CCC gives city hill dwellers the short shift
The refusal of the Chittagong City Corporation to hand over apartments to 161 poor families is patently unethical. In 2013, under a laudable project initiated by the then-mayor, the CCC started the construction of a seven-storey building by evicting 33 families living in the city's Batali Hill area assuring them that they would be the owners of the apartments upon meeting the terms and conditions of payments. Taka 10,000 was taken from each family as down payment and they were supposed to pay Tk 6.10 lakh for each unit in a monthly installment of Tk 2,500. The families happily agreed. But now the CCC has changed its mind, questioning the ability of these families to pay the installment. This is reprehensible.
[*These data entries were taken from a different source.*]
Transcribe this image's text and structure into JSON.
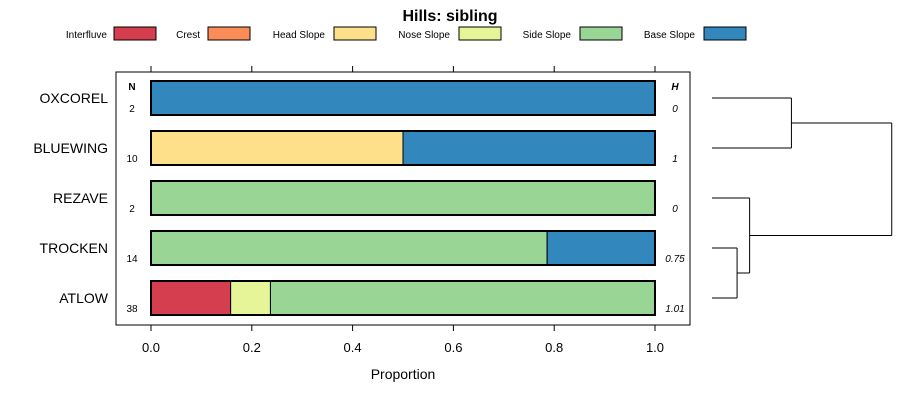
{
  "chart_data": {
    "type": "bar",
    "orientation": "horizontal",
    "stacked": true,
    "title": "Hills: sibling",
    "xlabel": "Proportion",
    "ylabel": "",
    "xlim": [
      0,
      1
    ],
    "x_ticks": [
      "0.0",
      "0.2",
      "0.4",
      "0.6",
      "0.8",
      "1.0"
    ],
    "x_tick_values": [
      0,
      0.2,
      0.4,
      0.6,
      0.8,
      1.0
    ],
    "legend_position": "top",
    "n_header": "N",
    "h_header": "H",
    "legend": [
      {
        "name": "Interfluve",
        "color": "#D53E4F"
      },
      {
        "name": "Crest",
        "color": "#FC8D59"
      },
      {
        "name": "Head Slope",
        "color": "#FEE08B"
      },
      {
        "name": "Nose Slope",
        "color": "#E6F598"
      },
      {
        "name": "Side Slope",
        "color": "#99D594"
      },
      {
        "name": "Base Slope",
        "color": "#3288BD"
      }
    ],
    "categories": [
      "OXCOREL",
      "BLUEWING",
      "REZAVE",
      "TROCKEN",
      "ATLOW"
    ],
    "n": [
      "2",
      "10",
      "2",
      "14",
      "38"
    ],
    "h": [
      "0",
      "1",
      "0",
      "0.75",
      "1.01"
    ],
    "series": [
      {
        "name": "Interfluve",
        "values": [
          0,
          0,
          0,
          0,
          0.158
        ]
      },
      {
        "name": "Crest",
        "values": [
          0,
          0,
          0,
          0,
          0
        ]
      },
      {
        "name": "Head Slope",
        "values": [
          0,
          0.5,
          0,
          0,
          0
        ]
      },
      {
        "name": "Nose Slope",
        "values": [
          0,
          0,
          0,
          0,
          0.079
        ]
      },
      {
        "name": "Side Slope",
        "values": [
          0,
          0,
          1,
          0.786,
          0.763
        ]
      },
      {
        "name": "Base Slope",
        "values": [
          1,
          0.5,
          0,
          0.214,
          0
        ]
      }
    ],
    "dendrogram": {
      "leaves": [
        "OXCOREL",
        "BLUEWING",
        "REZAVE",
        "TROCKEN",
        "ATLOW"
      ],
      "merges": [
        {
          "a": "TROCKEN",
          "b": "ATLOW",
          "height": 0.06
        },
        {
          "a": "REZAVE",
          "b": "TROCKEN+ATLOW",
          "height": 0.09
        },
        {
          "a": "OXCOREL",
          "b": "BLUEWING",
          "height": 0.19
        },
        {
          "a": "OXCOREL+BLUEWING",
          "b": "REZAVE+TROCKEN+ATLOW",
          "height": 0.43
        }
      ]
    }
  }
}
How has the new administration assessed that these families would not be able to pay a paltry amount of Tk. 2,500 a month? Or are there some other factors at play here? The incumbent mayor, reportedly, said that the building would be used for other purposes without giving further details. May we ask what better purposes there could be than allotting them to people the apartments have been built for?
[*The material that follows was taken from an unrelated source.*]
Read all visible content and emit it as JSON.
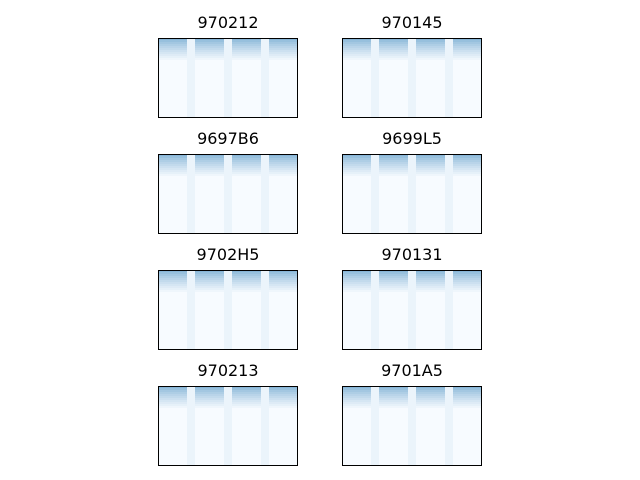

Building low-cost housing for slum-dwellers results in improved health and education outcomes. Construction of a seven-storey building for them in Chittagong was a good initiative, the proposed beneficiaries of which are facing the risks of being shortchanged by the CCC. The mayor should not go back on the city corporation's word. He should put things straight and make sure that the affected families get what was promised to them.